Creating Technology for Social Change

Plenary: “Flesh and Bits: Information, Representation, Action”

MIT Tech TV

With Chris Csikszentmihályi, Ben Fry, Matt Carroll, and Martin Wattenberg

What we know, how we know it, and what we do with it are all tightly coupled, and the relationships between them change as do our systems for producing, representing, and communicating knowledge. Moveable type and universal literacy ushered a dramatic reformulation of society: many historians believe it made contemporary democracy possible. Today, information and communication technologies are having similarly sweeping effects, and the need for technical understanding and data literacy — and laws to ensure free data — may be just as great. The possibilities opened (and closed) by information technologies are profound enough that entire industries and institutions have had to radically alter their structures and practices to adapt, but in many cases they cannot and do not. How can one understand the major structural changes these technologies can afford? And how can we advocate for technologies that will help to co-create the society we want?

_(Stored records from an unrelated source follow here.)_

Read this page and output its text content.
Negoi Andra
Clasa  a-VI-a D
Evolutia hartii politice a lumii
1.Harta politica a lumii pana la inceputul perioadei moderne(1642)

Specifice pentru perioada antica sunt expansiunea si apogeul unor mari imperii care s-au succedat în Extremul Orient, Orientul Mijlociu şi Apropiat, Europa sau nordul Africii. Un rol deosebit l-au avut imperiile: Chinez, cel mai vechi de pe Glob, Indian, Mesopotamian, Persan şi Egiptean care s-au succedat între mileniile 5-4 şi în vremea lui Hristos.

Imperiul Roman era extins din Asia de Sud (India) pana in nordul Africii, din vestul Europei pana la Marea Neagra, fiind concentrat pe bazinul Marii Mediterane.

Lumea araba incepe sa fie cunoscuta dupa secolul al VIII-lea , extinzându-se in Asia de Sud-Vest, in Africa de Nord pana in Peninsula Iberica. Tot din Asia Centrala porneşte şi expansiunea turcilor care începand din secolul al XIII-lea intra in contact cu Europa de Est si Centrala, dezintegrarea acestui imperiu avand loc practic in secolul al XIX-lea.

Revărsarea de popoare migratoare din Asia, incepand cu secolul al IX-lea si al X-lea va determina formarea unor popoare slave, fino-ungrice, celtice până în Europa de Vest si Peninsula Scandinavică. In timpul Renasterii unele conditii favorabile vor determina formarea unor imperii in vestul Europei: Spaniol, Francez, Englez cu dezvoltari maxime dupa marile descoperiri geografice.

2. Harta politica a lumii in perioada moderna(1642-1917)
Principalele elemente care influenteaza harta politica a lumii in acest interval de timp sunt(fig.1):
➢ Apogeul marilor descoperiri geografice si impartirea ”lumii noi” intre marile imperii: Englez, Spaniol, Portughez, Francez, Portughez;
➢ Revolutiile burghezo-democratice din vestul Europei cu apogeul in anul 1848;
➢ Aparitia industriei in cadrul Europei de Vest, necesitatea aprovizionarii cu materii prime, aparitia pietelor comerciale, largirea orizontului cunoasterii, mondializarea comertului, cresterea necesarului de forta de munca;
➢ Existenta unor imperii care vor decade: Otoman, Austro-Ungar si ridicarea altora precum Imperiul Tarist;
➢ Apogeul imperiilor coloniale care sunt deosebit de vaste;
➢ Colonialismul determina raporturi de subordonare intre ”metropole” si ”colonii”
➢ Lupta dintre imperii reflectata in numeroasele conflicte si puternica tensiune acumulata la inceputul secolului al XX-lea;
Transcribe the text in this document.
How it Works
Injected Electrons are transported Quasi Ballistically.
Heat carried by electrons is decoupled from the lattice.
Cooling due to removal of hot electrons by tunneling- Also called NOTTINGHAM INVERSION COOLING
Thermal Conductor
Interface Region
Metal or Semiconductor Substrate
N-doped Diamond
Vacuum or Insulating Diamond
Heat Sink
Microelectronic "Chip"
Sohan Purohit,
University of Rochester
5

Christopher Csikszentmihályi directs the MIT Center for Future Civic Media. Drawing on work from the Center, he will offer 33 Variables of Community and Information in 33 Minutes, looking at how the history of media and technology help us to understand these transformations.

Ben Fry directs the Seed Media Group’s visualization strategy and research labs, and co-directs the Processing project, a programming language for visualization. He will talk about data literacy and his work to increase it.

Discussants:
Matt Carroll is a reporter at the Boston Globe who specializes in computer-assisted reporting and handles the paper’s growing library of databases. In 1994 he started the Globe’s first internal website; he will speak about data journalism and the city paper.

Martin Wattenberg is a computer scientist and artist. He is the founding manager of IBM’s Visual Communication Lab, and will update us with the view from his project Many Eyes.